I saw the film at Espace St Michel on 22.3.07 with a discussion with Christian Rouaud afterwards. He mentioned that there are fictional film treatments in the works; it will be interesting to see how those handle the story.
Using new interviews and old news and other footage, this documentary tells the story of the epochal Lip watch factory strike and worker takeover of 1973-75, in Besancon. This is an important episode in recent French labor history and looms large in discussions of post-1968 labor developments, even though few studies or films have appeared thus far. The strike and worker takeover drew support from all over France and Europe, but was eventually broken by armed Government intervention and the imposition of a new management. Seen from today's historical perspective, the incident marks the end of the firm-centered and production-centered factory economy of the modern era and the beginning of the finance-capital era of downsizing and neoliberalism that we live in today. It also contains interesting new information about the role of Jacques Chirac in the final CGT-Government deal to resolve the strike and disempower the workers' councils. Apparently Chirac has already denied that he played the role this information suggests.
Obviously the film will retell the story for a new generation and serve as a primer for non-Francophone viewers who eventually will see it with subtitles (I hope). It takes the viewer through the stages of the strike and takeover, and provides many insights into the price the leaders eventually paid for their devotion to their fellow workers. It does not heroize the strikers naively, but develops the complexity of the strike process and the multiple forces that were at work. An appreciation of this complexity makes both the great achievement of the workers and their final defeat all the more tragic. Rouaud's narrative does a good job of clarifying tensions between the strikers and the CGT (the primary union involved) on the one hand, and the Gaullist government on the other. That's already a lot for the documentary to do, so the extra attention paid to gender issues, and the "personal" responses of the leaders are all added features. The amazing anecdotes about how the strikers hid the factory's money and materiels are very entertaining.

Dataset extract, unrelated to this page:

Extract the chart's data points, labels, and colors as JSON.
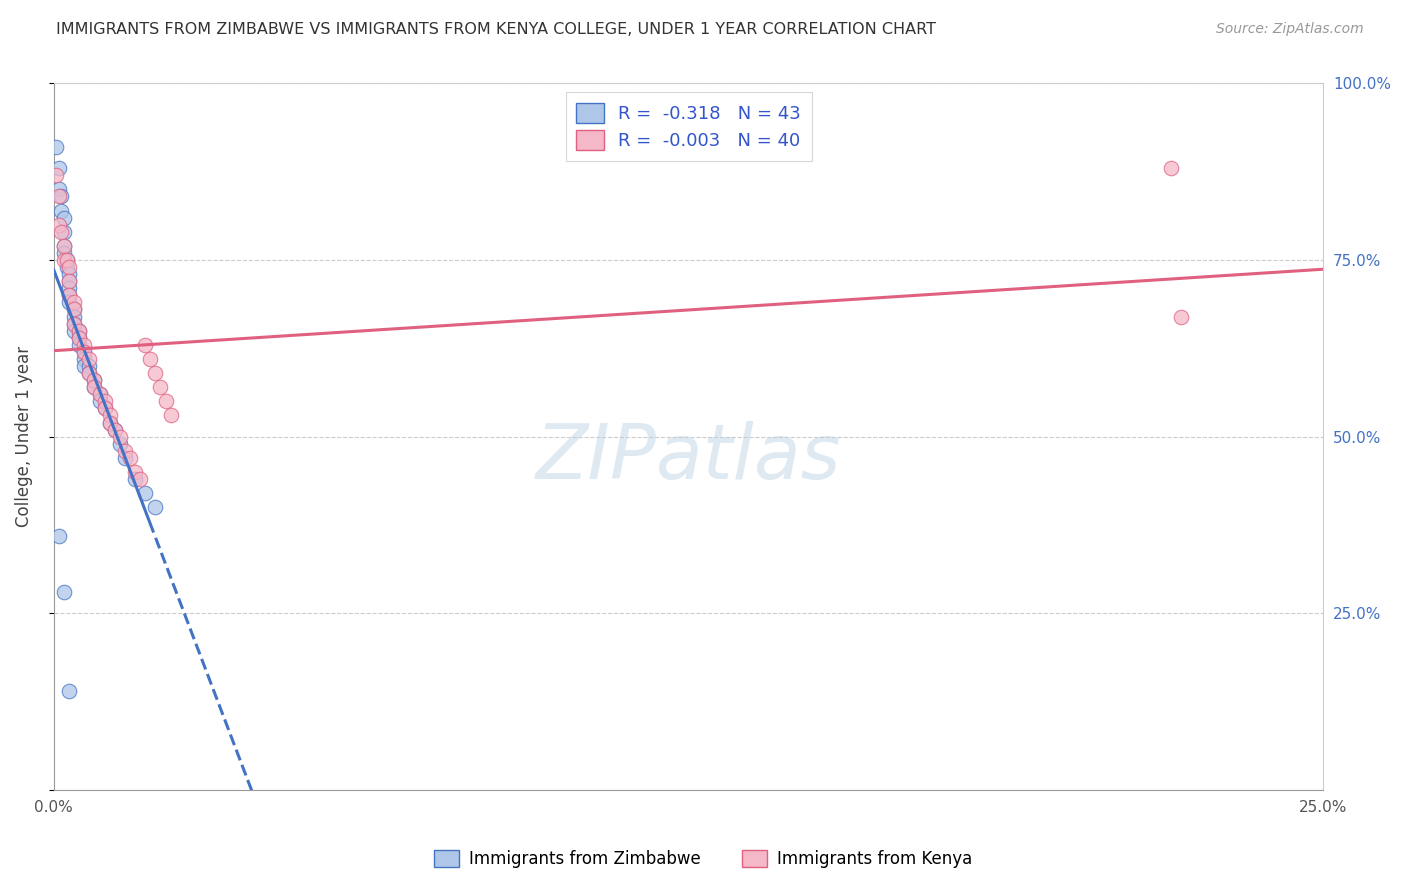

The footage consists primarily of very moving interviews with strike leaders and organizers (Piaget, Raguenes, Vittot, Jeanningros and other men; Demougeot, Pierre-Emile, Darteville for the women), the Gaullist minister Charbonnel, and Neuschwander, the manager brought in by the government to follow the overt violence of the police with a more subtle managerial violence designed to divide and break the workers.
Overall, this is an important film for anyone interested in labor issues and post-1968 radical culture. Although the film's organization is very well-done, elegant even, I still wish Rouaud had taken the narrative all the way to the final denouement of the worker takeover.
Please bring this out on a DVD with subtitles in other languages.
As the leaders keep insisting, things can be different!